Вначале я хотел бы выписать оба стихотворения с тем расчетом, чтобы мы
видели их вместе:
Silentium!
Молчи, скрывайся и таи
И чувства и мечты свои –
Пускай в душевной глубине
Встают и заходят оне
Безмолвно, как звезды в ночи, –
Любуйся ими – и молчи.
Как сердцу высказать себя?
Другому как понять тебя?
Поймет ли он, чем ты живешь?
Мысль изреченная есть ложь.
Взрывая, возмутишь ключи, –
Питайся ими – и молчи.
Лишь жить в себе самом умей –
Есть целый мир в душе твоей
Таинственно-волшебных дум:
Их оглушит наружный шум,
Дневные разгонят лучи, –
Внимай их пенью – и молчи!..
Федор Тютчев, 1830
Silentium
Она еще не родилась,
Она – и музыка, и слово,
И потому всего живого
Ненарушаемая связь.
Спокойно дышат моря груди,
Но, как безумный, светел день,
И пены бледная сирень
В черно-лазоревом сосуде.
Да обретут мои уста
Первоначальную немоту,
Как кристаллическую ноту,
Что от рождения чиста!
Останься пеной, Афродита,
И, слово, в музыку вернись,
И, сердце, сердца устыдись,
С первоосновой жизни слито!
Осип Мандельштам, 1910
Они потому и нужны нам именно вместе, что представить их вместе в
другой
ситуации себе невозможно.

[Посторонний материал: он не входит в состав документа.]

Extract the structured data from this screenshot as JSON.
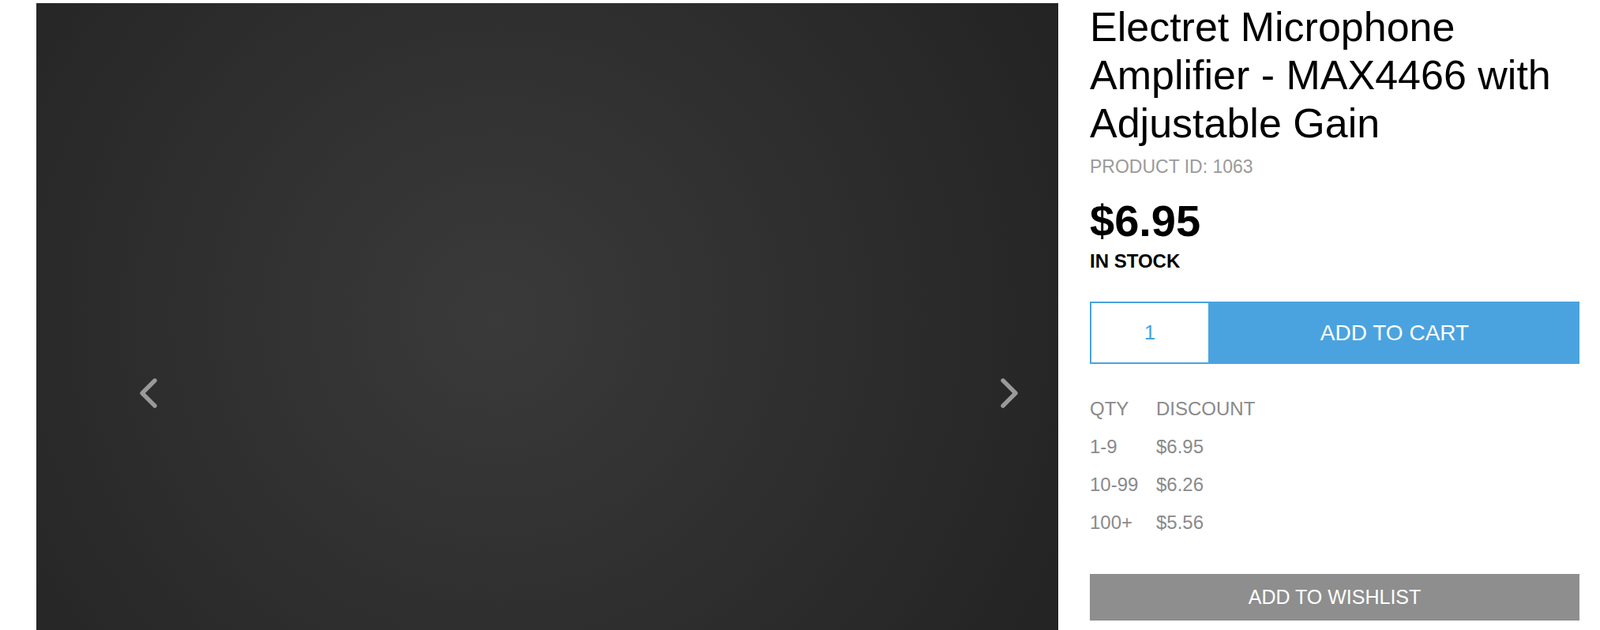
{
  "product": {
    "title": "Electret Microphone Amplifier - MAX4466 with Adjustable Gain",
    "product_id": "PRODUCT ID: 1063",
    "price": "$6.95",
    "stock": "IN STOCK"
  },
  "cart": {
    "quantity": "1",
    "button": "ADD TO CART"
  },
  "discounts": {
    "columns": [
      "QTY",
      "DISCOUNT"
    ],
    "rows": [
      {
        "qty": "1-9",
        "price": "$6.95"
      },
      {
        "qty": "10-99",
        "price": "$6.26"
      },
      {
        "qty": "100+",
        "price": "$5.56"
      }
    ]
  },
  "wishlist": {
    "button": "ADD TO WISHLIST"
  }
}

Во-первых, между первым опытом и вторым
прошло
такое время, что за этот срок автор первого успел состариться и
умереть, а
автор второго, родиться и вырасти. Во-вторых, кроме случайного
исследователя, никто, конечно, не вздумает бросаться на поиски
первого
опыта сразу после того, как прочтет второй, или наоборот.
В-третьих,
авторы обоих опытов никогда у специалистов не стояли в одном ряду.
Таким
образом, ситуация, противоречащая всему, с чем приходится
сталкиваться
литературе – времени, читателю и литературоведу, уникальна. Смею
утверждать, что она уникальна еще по одной причине: она моделирует
историю
появления второго стихотворения.
Дело не закончилось только тем, что Мандельштам прочел Тютчева. Он
посчитал свой, второй, взгляд настолько отличным от тютчевского,
первого,
насколько вообще число 1 отличается от числа 2 – и число взглядов
удвоилось. (Он спорил: это я говорю на том основании, что о
согласии –
если извещают – то извещают в прозе). Вся иноязычная часть
стихотворения
Мандельштама (то есть название) строится именно в стилистики
второй
реплики в разговоре. У Тютчева после «Silentium» поставлен
восклицательный
знак, а у Мандельштама стоит точка, что превращает «молчи» в
«молчание»;
иными словами, Мандельштам в ответ на призыв молчать действительно
умолкает. Но в то время как он вежлив по-латыни, по-русски
Мандельштам,
как видим, еще и чрезвычайно осторожен сначала. Его, конечно,
смущает
неловкость положения (минимум дважды в истории некто вынужден
говорить о
молчании вслух), и он определяет неизреченное местоимением «она»,
сообщая:
«я не знаю точно, о чем мы».
Она еще не родилась,
Она – и музыка, и слово,
И потому всего живого
Ненарушаемая связь.
Молчание можно выдать за все, что угодно. «Она» у Мандельштама
созвучно
«музыке» и «связи»; но «связь», стоя под ударением в конце,
обладает перед
«музыкой» преимуществом. К «музыке» же стихотворение еще
обратится:
И, слово, в музыку вернись,
И, сердце, сердца устыдись, –
отдавая «музыке» первородство по отношению к «слову», а
конструкции
возвращая равновесие. Кстати, это последние четверостишие
интересно сразу
многим. Мало того, что оно обнаруживает в местоимении «она»
Афродиту, –
оно еще словно осуществляет перевод первых четырех строк с языка
«Silentium.» на язык «Silentium!», демонстрирует различие между
мгновением
«до» и мгновением «после»:
Она еще не родилась,
Она – и музыка, и слово,
И потому всего живого
Ненарушаемая связь.
...
Останься пеной, Афродита,
И, слово, в музыку вернись,
И, сердце, сердца устыдись
С первоосновой жизни слито,
И здесь Мандельштам почти дерзок с Тютчевым. Он говорит:
«Повелительное
наклонение – прежде всего знак упущенной вами секунды. Я наблюдаю
молчание
как участник, а вы – только как исследователь». Мандельштам
выполняет
требование Тютчева молчать с пользой для себя.